As a young adult, the separation wasn’t as outwardly apparent. I’d gotten married, moved in with my wife, and by that time, my parents had officially divorced. We still got together for Mother’s Day, of course. But because we no longer lived together, I enjoyed that time with her even more. We took her to dinner, gave her gifts we thought were meaningful, but I still didn’t feel like it was enough. I told myself I’d eventually show her my appreciation for all she’d done for me.
Then, I became a parent myself. And my life was turned upside down. I was fortunate enough to watch my wife blossom into the mother I always knew she’d be. But it wasn’t all play dates and bedtime stories. It was hard. Sometimes, it felt nearly impossible to keep our cool as we navigated the treacherous, uncertain road of raising a child, then later, a second child. I began to develop a deep, thorough understanding of how having children can test the strength of not only your character, but your marriage. I looked back on my childhood and imagined how difficult it must have been to deal with a faltering marriage while also trying to manage a career and, oh yeah, two growing children. Despite the realization, I told myself yet again that I’d eventually show her my appreciation for all she’d done for me.

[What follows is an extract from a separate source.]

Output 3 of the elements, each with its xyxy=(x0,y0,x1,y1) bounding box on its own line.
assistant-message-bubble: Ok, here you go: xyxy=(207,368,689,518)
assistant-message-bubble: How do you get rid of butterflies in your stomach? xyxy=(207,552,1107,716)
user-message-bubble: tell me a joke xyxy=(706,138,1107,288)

A couple of short years later, a week before my oldest son’s third birthday, mom suddenly passed away. She was 59. I was blindsided, irrevocably damaged. And if it isn’t obvious, I never did tell her how much I appreciated her. Maybe I grazed past it once or twice in a greeting card. But the thoughts I tucked into a dark corner of my brain, the raw kind of emotion that you’d normally hear bellowed in a Janis Joplin song? She sadly never got to hear that.
This weekend, I will celebrate my third Mother’s Day since her passing. Naturally, I’ve been receiving an enormous amount of marketing communications (spam) from major retailers urging me to “Make mom happy!” and “Save 25% just in time for Mother’s Day!” And trust me, nothing would please me more than to do exactly those things. But the fact of the matter is that I’ve simply got to suffer through this. And unfortunately, my wife does, too. I’m trying, but my instinct is to reject that this Sunday is even happening, to remain restrainedly glum at the dinner table while others clink glasses around me. Because even more than I regret my own lack of verbal appreciation, I regret that my children won’t get to know their grandmother like I did. Put simply, I can’t stand Mother’s Day because it reminds me of what could’ve been. For the sake of my wife, though, I have no plans to crawl into a corner and cover my ears.
So, do yourself a favor this Sunday and skip the vague platitudes we typically scribble into an overpriced card and opt instead to be real…so very real that it makes you uncomfortable even. I can guarantee it will feel better than holding it inside until you’re giving a eulogy.
Thanks for reading, and a genuine, uncomfortably long hug to all you moms out there making life worth living for your children. Especially to my wife, whose natural abilities make me look like a rookie on a daily basis.